Black Student Union Advisor and Academic Success Coach Calvin Monroe speaks about the strength, and courage of BIPOC students, and advice for allies who want to help.
By Riley Mulcahy
Calvin Monroe has been a vital fixture of the Saint Mary’s community for four years. As a Student Engagement and Academic Student Success Coach, Monroe interfaces with students regularly to guide students through the college process and give advice and support when needed. Before coming to Saint Mary’s, Monroe resided in Atlanta, Georgia, where he attended the Historically Black College Morehouse College, where he obtained his Bachelor’s Degree in African American studies. He then attended Georgia State University, where he received his Master’s Degree, furthering his knowledge in African American Studies. In addition to his role as an Academic Success Coach, Monroe also advises Saint Mary’s Black Student Union and is also a doctoral student at SMC, graduating next May
Monroe considers his role as an advisor to the BSU as a “joy” because he can see how Black students on campus lead and support each other. Furthermore, Monroe states that he is proud to advise the BSU due to their leadership on a campus “where feelings of being unsupported and unheard are not uncommon.”
Monroe reflects that he often “relish[es] in watching their selfless service for bettering the lives of other Black students sometimes supersedes their own. “In this role, I like to allow students to lead. I serve as the administrative point of view, offering insights into rules and regulations, or other short and long term implications to decisions, events, and activism that the leaders seek to undertake.”
In January, Monroe taught a JanTerm class called “Black Lives Matter, Approaching an Emic Approach to Communities of African Descent” which aimed to showcase the Black experience in America and abroad. Monroe states that the course was broken into four sections, 1. Living in the World as Black, 2. Within the Black Community, 3. Activism, 4. Education and the Academy.

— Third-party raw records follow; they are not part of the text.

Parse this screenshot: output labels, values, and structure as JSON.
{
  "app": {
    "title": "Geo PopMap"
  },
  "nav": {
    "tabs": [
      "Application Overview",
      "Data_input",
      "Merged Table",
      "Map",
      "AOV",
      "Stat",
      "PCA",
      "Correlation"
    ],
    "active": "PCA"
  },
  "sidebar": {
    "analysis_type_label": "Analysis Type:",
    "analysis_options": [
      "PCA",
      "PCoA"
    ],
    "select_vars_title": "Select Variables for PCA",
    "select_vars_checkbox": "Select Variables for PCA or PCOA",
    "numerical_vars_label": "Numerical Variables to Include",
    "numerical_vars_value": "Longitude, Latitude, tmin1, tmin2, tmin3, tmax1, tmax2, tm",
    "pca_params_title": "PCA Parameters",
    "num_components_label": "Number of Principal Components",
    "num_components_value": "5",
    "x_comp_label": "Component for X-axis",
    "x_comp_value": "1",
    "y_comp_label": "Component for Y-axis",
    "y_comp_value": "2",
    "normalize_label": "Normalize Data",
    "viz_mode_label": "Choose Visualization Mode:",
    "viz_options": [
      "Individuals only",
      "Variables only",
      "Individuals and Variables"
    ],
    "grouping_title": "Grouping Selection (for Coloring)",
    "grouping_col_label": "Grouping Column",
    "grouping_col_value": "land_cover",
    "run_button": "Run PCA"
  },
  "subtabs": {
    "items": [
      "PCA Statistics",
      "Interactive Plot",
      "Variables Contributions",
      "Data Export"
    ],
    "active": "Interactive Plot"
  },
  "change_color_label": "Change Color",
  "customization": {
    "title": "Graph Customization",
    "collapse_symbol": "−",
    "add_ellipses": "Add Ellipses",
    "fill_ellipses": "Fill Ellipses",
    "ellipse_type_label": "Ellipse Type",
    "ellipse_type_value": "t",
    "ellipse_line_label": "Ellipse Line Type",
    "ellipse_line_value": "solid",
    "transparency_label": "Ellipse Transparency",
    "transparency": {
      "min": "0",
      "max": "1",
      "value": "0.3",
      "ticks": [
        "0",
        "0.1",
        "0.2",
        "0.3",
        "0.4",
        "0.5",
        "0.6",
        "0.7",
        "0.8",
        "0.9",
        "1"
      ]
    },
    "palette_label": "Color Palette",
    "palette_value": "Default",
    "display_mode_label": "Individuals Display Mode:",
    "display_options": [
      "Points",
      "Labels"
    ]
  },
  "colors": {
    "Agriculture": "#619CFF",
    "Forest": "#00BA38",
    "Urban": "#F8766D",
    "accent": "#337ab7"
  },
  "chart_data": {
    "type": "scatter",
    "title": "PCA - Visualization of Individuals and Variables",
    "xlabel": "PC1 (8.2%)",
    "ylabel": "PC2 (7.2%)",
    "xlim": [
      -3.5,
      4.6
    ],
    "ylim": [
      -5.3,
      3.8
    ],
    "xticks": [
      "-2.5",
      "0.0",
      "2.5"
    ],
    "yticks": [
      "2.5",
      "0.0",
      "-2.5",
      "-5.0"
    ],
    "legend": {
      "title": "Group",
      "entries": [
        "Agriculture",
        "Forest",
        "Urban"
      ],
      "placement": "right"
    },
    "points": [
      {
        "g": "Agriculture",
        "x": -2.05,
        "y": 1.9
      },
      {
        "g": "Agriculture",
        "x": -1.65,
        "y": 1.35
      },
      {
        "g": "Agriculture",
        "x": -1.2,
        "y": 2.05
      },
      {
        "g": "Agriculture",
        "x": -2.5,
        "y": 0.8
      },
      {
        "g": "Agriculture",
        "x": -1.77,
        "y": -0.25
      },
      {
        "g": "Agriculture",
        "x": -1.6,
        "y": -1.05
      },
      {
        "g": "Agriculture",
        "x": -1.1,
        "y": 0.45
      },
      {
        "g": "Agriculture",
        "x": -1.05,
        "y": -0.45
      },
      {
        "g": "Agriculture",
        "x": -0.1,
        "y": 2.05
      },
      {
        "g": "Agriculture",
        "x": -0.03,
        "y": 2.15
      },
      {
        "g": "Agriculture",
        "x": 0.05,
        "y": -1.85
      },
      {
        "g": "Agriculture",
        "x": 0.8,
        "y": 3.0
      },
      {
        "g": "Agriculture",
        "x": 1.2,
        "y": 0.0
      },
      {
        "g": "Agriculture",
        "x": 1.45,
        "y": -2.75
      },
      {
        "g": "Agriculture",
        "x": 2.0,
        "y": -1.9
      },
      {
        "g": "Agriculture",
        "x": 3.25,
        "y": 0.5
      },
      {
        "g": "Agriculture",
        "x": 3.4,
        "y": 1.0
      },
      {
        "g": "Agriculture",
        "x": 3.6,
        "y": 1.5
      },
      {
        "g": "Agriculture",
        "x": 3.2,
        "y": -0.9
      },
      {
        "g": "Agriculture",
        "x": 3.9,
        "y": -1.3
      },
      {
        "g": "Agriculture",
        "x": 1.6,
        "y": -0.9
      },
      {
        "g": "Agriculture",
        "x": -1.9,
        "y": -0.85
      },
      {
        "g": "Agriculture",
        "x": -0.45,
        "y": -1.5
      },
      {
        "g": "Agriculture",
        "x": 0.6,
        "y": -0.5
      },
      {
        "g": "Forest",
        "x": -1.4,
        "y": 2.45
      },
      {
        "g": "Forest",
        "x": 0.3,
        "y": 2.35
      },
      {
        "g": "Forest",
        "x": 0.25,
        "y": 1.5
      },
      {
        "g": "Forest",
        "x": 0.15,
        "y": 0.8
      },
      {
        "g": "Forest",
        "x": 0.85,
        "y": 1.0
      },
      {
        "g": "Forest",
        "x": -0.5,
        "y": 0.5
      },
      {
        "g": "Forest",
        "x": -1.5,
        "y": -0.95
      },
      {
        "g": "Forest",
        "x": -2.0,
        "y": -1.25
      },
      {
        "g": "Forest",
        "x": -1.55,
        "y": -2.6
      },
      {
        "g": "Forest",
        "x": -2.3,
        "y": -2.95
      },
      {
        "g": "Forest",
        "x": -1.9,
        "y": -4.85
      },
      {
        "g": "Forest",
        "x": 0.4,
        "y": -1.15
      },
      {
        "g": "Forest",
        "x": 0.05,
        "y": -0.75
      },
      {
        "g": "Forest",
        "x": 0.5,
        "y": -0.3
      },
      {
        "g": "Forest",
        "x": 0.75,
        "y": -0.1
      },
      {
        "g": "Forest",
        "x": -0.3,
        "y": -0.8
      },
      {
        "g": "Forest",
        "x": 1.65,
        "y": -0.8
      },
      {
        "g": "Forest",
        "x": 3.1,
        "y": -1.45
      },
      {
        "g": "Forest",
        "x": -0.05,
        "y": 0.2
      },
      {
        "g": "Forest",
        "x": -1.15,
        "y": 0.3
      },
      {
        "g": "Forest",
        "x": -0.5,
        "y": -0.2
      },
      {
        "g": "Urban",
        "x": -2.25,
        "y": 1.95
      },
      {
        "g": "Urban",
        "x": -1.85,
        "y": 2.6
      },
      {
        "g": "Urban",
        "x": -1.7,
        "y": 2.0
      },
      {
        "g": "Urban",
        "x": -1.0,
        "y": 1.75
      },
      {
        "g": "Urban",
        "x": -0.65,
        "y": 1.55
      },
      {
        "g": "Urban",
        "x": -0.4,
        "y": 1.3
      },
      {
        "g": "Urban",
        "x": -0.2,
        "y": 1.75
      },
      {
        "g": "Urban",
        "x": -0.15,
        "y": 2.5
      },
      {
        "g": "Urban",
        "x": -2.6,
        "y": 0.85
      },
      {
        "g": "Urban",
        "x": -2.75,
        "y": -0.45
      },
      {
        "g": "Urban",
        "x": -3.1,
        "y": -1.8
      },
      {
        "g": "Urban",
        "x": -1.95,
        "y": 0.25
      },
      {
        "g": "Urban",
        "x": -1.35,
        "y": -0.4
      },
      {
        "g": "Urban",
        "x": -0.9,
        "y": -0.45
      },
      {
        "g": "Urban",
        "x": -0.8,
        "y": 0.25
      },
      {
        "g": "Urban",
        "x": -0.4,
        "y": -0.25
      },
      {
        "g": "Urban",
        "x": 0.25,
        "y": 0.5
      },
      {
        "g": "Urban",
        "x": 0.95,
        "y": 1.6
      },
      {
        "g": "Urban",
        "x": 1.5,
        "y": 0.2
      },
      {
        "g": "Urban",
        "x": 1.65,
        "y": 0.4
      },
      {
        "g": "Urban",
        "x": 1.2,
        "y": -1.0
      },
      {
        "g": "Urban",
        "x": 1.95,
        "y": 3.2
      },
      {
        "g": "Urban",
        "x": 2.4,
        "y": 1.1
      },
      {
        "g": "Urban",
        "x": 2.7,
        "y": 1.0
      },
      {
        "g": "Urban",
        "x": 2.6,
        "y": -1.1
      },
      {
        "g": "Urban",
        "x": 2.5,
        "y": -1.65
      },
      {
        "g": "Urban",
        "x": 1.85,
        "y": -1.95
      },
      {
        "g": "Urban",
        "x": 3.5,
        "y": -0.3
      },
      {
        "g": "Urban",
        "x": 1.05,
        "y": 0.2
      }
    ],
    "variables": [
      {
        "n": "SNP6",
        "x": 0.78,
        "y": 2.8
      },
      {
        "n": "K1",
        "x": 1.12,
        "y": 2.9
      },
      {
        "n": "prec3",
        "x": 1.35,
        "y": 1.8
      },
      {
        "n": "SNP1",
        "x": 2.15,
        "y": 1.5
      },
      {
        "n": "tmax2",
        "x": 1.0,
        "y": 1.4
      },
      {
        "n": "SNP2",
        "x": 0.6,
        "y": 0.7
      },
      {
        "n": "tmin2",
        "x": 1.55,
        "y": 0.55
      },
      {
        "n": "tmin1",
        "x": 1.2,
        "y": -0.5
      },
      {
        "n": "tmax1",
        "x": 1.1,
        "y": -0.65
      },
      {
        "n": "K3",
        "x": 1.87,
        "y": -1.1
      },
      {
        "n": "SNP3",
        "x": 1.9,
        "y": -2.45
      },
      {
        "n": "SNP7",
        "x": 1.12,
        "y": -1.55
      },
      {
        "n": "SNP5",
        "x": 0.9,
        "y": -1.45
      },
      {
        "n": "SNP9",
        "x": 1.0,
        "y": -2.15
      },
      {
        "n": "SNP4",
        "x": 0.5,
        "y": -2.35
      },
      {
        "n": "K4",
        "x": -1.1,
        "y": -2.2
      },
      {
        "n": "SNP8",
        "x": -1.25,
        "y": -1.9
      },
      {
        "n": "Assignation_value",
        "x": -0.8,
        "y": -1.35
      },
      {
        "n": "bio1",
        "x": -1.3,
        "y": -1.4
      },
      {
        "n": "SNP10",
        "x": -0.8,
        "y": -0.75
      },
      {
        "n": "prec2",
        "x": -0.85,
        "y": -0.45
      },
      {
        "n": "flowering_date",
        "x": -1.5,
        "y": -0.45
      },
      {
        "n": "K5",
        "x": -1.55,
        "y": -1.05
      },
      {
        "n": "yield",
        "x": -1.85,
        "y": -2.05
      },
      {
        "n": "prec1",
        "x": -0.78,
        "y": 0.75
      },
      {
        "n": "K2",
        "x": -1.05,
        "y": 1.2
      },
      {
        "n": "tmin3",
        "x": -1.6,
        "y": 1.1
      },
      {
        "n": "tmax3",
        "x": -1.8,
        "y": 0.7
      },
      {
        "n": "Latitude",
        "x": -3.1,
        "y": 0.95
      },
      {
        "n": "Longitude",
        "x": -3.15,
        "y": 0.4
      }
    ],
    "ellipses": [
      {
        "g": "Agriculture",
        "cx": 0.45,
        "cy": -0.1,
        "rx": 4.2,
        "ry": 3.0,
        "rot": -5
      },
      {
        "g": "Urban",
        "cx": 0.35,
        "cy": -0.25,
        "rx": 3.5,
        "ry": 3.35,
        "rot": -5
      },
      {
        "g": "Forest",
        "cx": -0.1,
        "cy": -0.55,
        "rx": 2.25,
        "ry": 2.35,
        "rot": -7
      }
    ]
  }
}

Monroe states that “these four sections built upon one another, and students were able to truly see and understand the unique issues that face Black people everyday. Students understood that there are pressures coming from all directions, and were able to articulate pain, trauma, and triumphs of Black people. For non-Black people, there was constant articulation of ‘not knowing’ all of what Black people go through, and desiring to be more empathetic to BIPOC students, they also articulated understanding of how to be a better ally to the Black community.”
On the topic of allyship, Monroe argues that allies should be willing to do their own research about the history of racism, not just how racism is examined from a modern perspective. Additionally, Monroe states that to be a good ally, they should not only understand the effects of racism, also “how BIPOC people, no matter where they are, experience it. Once they do this, they will understand that being an ally is not a trend, but a lifelong service to helping marginalized communities.”
Also, Monroe believes “Allies should also strongly desire to speak within their own circles and families, calling out words, sentiments, and actions that hurt, neglect, or marginalize BIPOC communities,. This takes courage, but being a true ally takes courage. It is not performative, and it does not expire; it is a lifelong job.”
Monroe also realizes the reality and stresses of online schooling due to COVID and how impactful this moment has been. In a world that can feel stressful and fast-paced, Monroe believes that students should take a moment to make sure that they are taking care of themselves. Monroe says this includes working with professors and yourself to ask for and receive accommodations and not be too hard on yourself in this year of uncertainty. Monroe argues that accommodations such as extensions on assignments or being courageous and asking others to join you in study sessions can be “the difference between making progress each semester, or stalling out because you may have pushed yourself too hard.”
Monroe is an important on-campus figure for Saint Mary’s students, especially those who identify as BIPOC, who need an advocate to speak along with them.
Special thanks to Calvin Monroe for his participation in this article.